Alone Again, Unnaturally

Thoughts on solitude

Joseph Epstein in Commentary: More than two centuries earlier, Montaigne wrote at essay-length on the subject of solitude. “Now the aim of all solitude, I take it, is the same: to live more at leisure and at one’s ease,” he explained. To achieve this, it is “not enough to have gotten away from the crowd, it is not enough to move; we must get away from the gregarious instincts that are inside us, we must sequester ourselves and repossess ourselves.” He notes that “real solitude may be enjoyed in the midst of cities and the courts of kings; but it is enjoyed more handily alone,” and adds that “the greatest thing in the world is to know how to belong to oneself.” Montaigne lived this ideal, retiring after an active political life for the better part of each of his days to a tower in which he kept his books and lived his private life, enjoying his own thoughts and writing them out in his essays.

Some visual art suggests solitude. The paintings of Vermeer do for me, as they did for Aldous Huxley, for whom Vermeer was always the profound “painter of still life.” Closer to our own day, the work of Edward Hopper suggests solitude in contemporary urban settings. Among composers, much of the music of Mozart almost always sends one off to the land of solitude, as does much of the musicof Maurice Ravel.

Some have suggested that there is an age relation to the attraction of solitude.
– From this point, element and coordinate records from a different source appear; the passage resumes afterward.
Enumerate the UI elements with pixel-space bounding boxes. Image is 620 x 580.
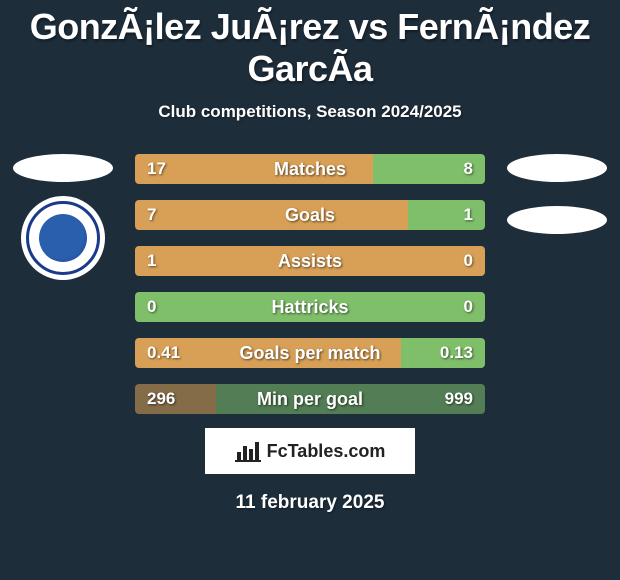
- stat-label: Goals per match: [135, 338, 485, 368]
- player-photo-placeholder-left: [13, 154, 113, 182]
- stat-label: Assists: [135, 246, 485, 276]
- comparison-arena: 17 Matches 8 7 Goals 1 1 Assists 0 0 Hat…: [0, 154, 620, 424]
- brand-text: FcTables.com: [267, 441, 386, 462]
- stat-right-value: 0: [464, 246, 473, 276]
- player-photo-placeholder-right-1: [507, 154, 607, 182]
- left-player-column: [8, 154, 118, 280]
- stat-label: Goals: [135, 200, 485, 230]
- stat-right-value: 0.13: [440, 338, 473, 368]
- stat-row: 17 Matches 8: [135, 154, 485, 184]
- chart-icon: [235, 440, 261, 462]
- page-title: GonzÃ¡lez JuÃ¡rez vs FernÃ¡ndez GarcÃ­a: [0, 0, 620, 90]
- stat-label: Hattricks: [135, 292, 485, 322]
- date-label: 11 february 2025: [0, 492, 620, 514]
- stat-label: Matches: [135, 154, 485, 184]
- stat-row: 1 Assists 0: [135, 246, 485, 276]
- stat-bars: 17 Matches 8 7 Goals 1 1 Assists 0 0 Hat…: [135, 154, 485, 430]
- stat-row: 7 Goals 1: [135, 200, 485, 230]
- brand-box: FcTables.com: [205, 428, 415, 474]
- club-badge-left: [21, 196, 105, 280]
- stat-right-value: 8: [464, 154, 473, 184]
- stat-label: Min per goal: [135, 384, 485, 414]
- subtitle: Club competitions, Season 2024/2025: [0, 102, 620, 122]
- player-photo-placeholder-right-2: [507, 206, 607, 234]
- stat-row: 0.41 Goals per match 0.13: [135, 338, 485, 368]
- stat-right-value: 0: [464, 292, 473, 322]
- stat-row: 296 Min per goal 999: [135, 384, 485, 414]
- right-player-column: [502, 154, 612, 234]
- club-badge-inner: [39, 214, 87, 262]
- stat-right-value: 1: [464, 200, 473, 230]
- stat-right-value: 999: [445, 384, 473, 414]
- stat-row: 0 Hattricks 0: [135, 292, 485, 322]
In his book Solitude: A Return to the Self, the English psychiatrist Anthony Storr writes that “the old often show less interest in interpersonal relations, are more content to be alone, and become more preoccupied with their own, internal concerns…. There is often an increase in objectivity toward others combined with a decrease in identification with them.” Storr suggests that this may be why “relations between grandparents and grandchildren are often easier than between parents and children.” I myself prefer to believe the reason grandparents and grandchildren get on so well is that they have a common enemy, but let that pass.

The first distinction that needs to be made in connection with solitude is the one between it and loneliness. This comes up near the onsetof Solitude: The Science and Power of Being Alone, a new study by three authors1 that considers the vast deal of recent research on the subject (so much so that the book sometimes reads as if it were a study of studies). The book attempts to get beyond the quantitative and into the qualitative aspects of solitude, chiefly by quoting from many of the subjects of its research. There is, for example, 68-year-old Brian from England, who speaks soothingly of “peace, quiet, on your own, like you’re fishing, nobody else around, lovely river, lovely location, fishing away. Peace, quiet, babble of brook maybe. Just being with nature, lovely, being on your own.”